Serum HIV-1 RNA concentrations (viral loads) were determined by the Amplicor v1.5 (Roche Diagnostics, Basel, Switzerland).
Control serum samples from HIV-infected individuals, previously identified via Sanger sequencing of PCR fragments as being infected with either subtype A (n = 4) or D (n = 6), were used to determine the assay's limit of detection. Phylogenetically unlinked viral isolates were mixed in inter- and intrasubtype experiments for each viral target region.
For the p24 region, viral extracts from two HIV subtype A-infected control individuals (A1 and A2) and four subtype D-infected individuals (D1 to D4) were amplified separately in the first-round PCR. Aliquots were collected and set aside for pure sample analysis, while aliquots of each control sample were also mixed at a variety of ratios. The following ratios were tested for the p24 target region: 50:50 A2-D1, 95:5 A2-D1, 99:1 A2-D1, 99.9:0.1 D3-A2, 95:5 A1-A2, 95:5 D1-D2, and 95:5 D3-D4. Nested PCRs were performed with these samples as described above.
For the gp41 region, viral extracts from two HIV subtype A-infected individuals (A3 and A4) and two subtype D-infected control individuals (D5 and D6) were amplified separately in the first-round PCR. Aliquots of the first-round PCR were collected and set aside for pure sample analysis, while aliquots of each were mixed at a variety of ratios.

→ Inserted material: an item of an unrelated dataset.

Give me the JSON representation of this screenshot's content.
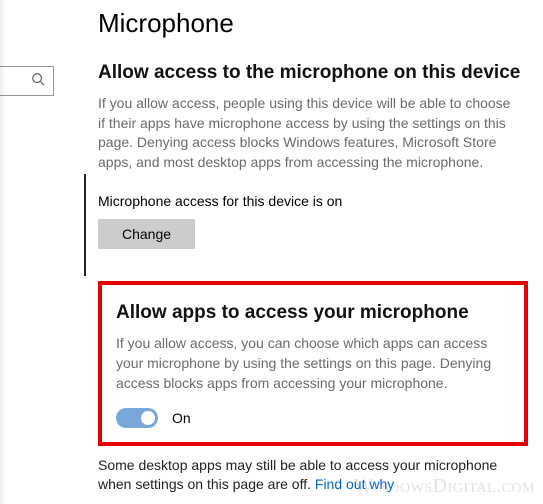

The following ratios were tested for the gp41 target region: 50:50 A4-D5, 95:5 A4-D5, 99:1 A4-D5, 99.9:0.1 A4-D5, 95:5 A1-A2, and 95:5 D5-D6. Nested PCRs were performed with these samples as described above.
The amplicon library preparation method was performed as recommended by the manufacturer (Roche, Branford, CT), and all PCR products were purified with the following minor alterations. In an effort to eliminate excess primers, the bead/target ratio was reduced by incubation of 30 μl of AMPure XP beads (Agencourt, Beckman Coulter Genomics, Danvers, MA) with 25 μl of PCR product diluted in 25 μl of water. Purified PCR products were quantified using PicoGreen (Invitrogen, Carlsbad, CA), and each template was diluted to 1 × 109 molecules/μl stock. The amplicon pools were made by combining 5 μl of each diluted barcoded template to make a final 1 × 109 molecules/μl stock containing 14 bar-coded amplicons.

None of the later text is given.